Thursday, 5 May 2011

Death in writing

'Disease isn't some great, ennobling experience, as anyone who's ever rocked a paper gown knows. But it really can give a person a buttload of clarity. Those of us who have signed Do Not Resuscitate forms can tell you – being scared crapless about dying is only part of the story. Being made acutely aware of the awesomeness of living is the other...

And as is inevitably the case, when we got down to the last day, our dwindling time became increasingly bittersweet. We ate ice cream cones, savoring them until they dripped down our arms. We took a million pictures of our last sunset. We said goodbye. That's how it is at the end – whether it's a trip greatly enjoyed or a life well lived. The pleasure of being there is infused with the sadness of leaving. We look back over a shoulder one last time, hoping to hang on to the moment forever. And we want to keep saying, again and again and again, enough to last to the end of the lifetimes we won't be there to share, what Miller wrote in his last message to his family and the world. "I loved you deeply, I loved you, I loved you, I loved you." ' 
We are all fighting, all falling and all pacing through. Sometimes I wish I could put my hand through someones skull, reach into their brain and discover who they really are. To do that to everyone I meet. We all have our plans and there never seems enough time to complete our goals. We always make lists, and fail them. Should we keep making lists to disappoint or should we just get better at ticking them off? I think there is an obvious answer there, and we could all do with a kick in the arse to complete them. There are always various reasons why the particulars don't become complete, subjects which are out of our hands and avoid any control by self to maintain them. We can't always control the external forces. Change will always exist whether we planned for it or not. I think it easier to let those changes in, otherwise there will always be a battle with the world but worst of all with ourselves. Of course it is easier to accept on instance but we don't really ever get to that particular place, of common ground without the beautiful ugly pattern journey towards it.

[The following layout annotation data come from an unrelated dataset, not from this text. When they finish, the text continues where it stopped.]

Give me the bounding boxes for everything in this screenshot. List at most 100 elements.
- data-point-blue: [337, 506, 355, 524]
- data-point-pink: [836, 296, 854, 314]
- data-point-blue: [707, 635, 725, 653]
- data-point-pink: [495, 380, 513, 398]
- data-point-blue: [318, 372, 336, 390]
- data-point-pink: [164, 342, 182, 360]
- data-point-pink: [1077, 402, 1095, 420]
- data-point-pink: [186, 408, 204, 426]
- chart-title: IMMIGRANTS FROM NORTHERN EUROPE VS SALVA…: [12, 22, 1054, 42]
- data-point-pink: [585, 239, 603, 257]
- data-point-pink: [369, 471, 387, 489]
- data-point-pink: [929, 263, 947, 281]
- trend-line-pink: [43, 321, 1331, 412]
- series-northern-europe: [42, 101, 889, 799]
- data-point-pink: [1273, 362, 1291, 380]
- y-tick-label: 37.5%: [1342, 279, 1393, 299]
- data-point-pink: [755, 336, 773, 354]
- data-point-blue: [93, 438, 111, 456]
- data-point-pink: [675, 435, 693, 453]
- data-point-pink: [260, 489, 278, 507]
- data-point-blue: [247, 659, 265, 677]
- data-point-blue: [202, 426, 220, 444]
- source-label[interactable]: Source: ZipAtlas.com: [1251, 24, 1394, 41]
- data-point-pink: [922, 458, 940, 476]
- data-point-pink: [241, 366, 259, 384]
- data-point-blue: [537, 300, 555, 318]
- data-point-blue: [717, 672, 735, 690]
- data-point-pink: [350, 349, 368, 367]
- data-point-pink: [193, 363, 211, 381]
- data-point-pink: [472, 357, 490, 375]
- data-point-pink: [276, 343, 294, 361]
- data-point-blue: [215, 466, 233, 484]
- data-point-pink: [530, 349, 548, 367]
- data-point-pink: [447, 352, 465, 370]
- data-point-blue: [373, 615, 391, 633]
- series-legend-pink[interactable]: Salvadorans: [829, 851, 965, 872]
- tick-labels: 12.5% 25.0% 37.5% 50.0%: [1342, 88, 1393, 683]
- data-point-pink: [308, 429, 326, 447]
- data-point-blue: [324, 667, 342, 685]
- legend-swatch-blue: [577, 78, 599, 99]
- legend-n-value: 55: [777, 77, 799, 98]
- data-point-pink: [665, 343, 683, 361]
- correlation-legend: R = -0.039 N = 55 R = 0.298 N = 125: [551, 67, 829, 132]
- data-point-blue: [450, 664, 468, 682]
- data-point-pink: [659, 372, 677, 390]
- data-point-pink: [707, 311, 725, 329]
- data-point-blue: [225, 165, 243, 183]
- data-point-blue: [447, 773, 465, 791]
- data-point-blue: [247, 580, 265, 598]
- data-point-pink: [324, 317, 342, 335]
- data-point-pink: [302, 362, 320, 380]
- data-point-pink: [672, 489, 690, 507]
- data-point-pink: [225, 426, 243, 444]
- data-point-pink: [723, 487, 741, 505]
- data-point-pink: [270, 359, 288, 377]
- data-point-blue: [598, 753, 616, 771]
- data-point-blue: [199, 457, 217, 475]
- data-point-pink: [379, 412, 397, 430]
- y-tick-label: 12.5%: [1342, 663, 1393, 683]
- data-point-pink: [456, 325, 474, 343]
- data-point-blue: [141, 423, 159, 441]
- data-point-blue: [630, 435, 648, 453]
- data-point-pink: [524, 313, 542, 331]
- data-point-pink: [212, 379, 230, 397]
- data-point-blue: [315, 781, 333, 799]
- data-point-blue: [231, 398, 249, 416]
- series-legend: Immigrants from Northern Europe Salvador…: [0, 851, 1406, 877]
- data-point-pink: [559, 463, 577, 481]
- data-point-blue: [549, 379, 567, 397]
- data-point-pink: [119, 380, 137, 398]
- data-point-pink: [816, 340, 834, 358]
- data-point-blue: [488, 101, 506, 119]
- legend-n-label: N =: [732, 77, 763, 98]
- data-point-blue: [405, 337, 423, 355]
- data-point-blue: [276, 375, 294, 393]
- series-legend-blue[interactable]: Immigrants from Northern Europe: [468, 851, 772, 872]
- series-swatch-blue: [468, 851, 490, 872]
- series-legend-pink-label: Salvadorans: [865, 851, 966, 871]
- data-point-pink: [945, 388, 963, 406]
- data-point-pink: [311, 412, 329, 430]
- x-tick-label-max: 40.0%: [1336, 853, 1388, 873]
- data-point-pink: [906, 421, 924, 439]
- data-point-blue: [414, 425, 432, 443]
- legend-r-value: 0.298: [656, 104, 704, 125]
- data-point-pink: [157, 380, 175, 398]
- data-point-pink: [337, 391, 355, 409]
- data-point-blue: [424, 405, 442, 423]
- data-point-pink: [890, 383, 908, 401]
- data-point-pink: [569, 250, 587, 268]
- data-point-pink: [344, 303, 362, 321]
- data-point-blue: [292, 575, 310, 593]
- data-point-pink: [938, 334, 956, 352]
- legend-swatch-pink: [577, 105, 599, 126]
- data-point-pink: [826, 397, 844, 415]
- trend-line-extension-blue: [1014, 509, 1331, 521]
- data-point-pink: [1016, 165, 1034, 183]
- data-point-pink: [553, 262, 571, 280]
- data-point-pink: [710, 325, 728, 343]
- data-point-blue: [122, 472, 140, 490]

I believe I am saying please show regard in ways you can and know, to those around you, even if they are strangers-we forget they aren't strangers to some. Everyone has their connections, their place. A world different to one should not be a threat to others, in an ideal world. We know we should just laugh and enjoy. The sun shines for a reason, but we read into it way too much. It takes time to get there. For me personally a fairly accurate way to represent my point of feeling sometimes is in film, when watching a film the world represented it seems much more of the ideal and the just life, the wouldn't that be great scenario. Trailers are a perfect example. The music, sound, imagery, the characters, the colours...They are all wonderful and when the cinema roars with pow the energy it fills the room and yourself with is incredible. You can feel the passion from the filmmakers involved into their creation of story. Everyday is about story and we write our own.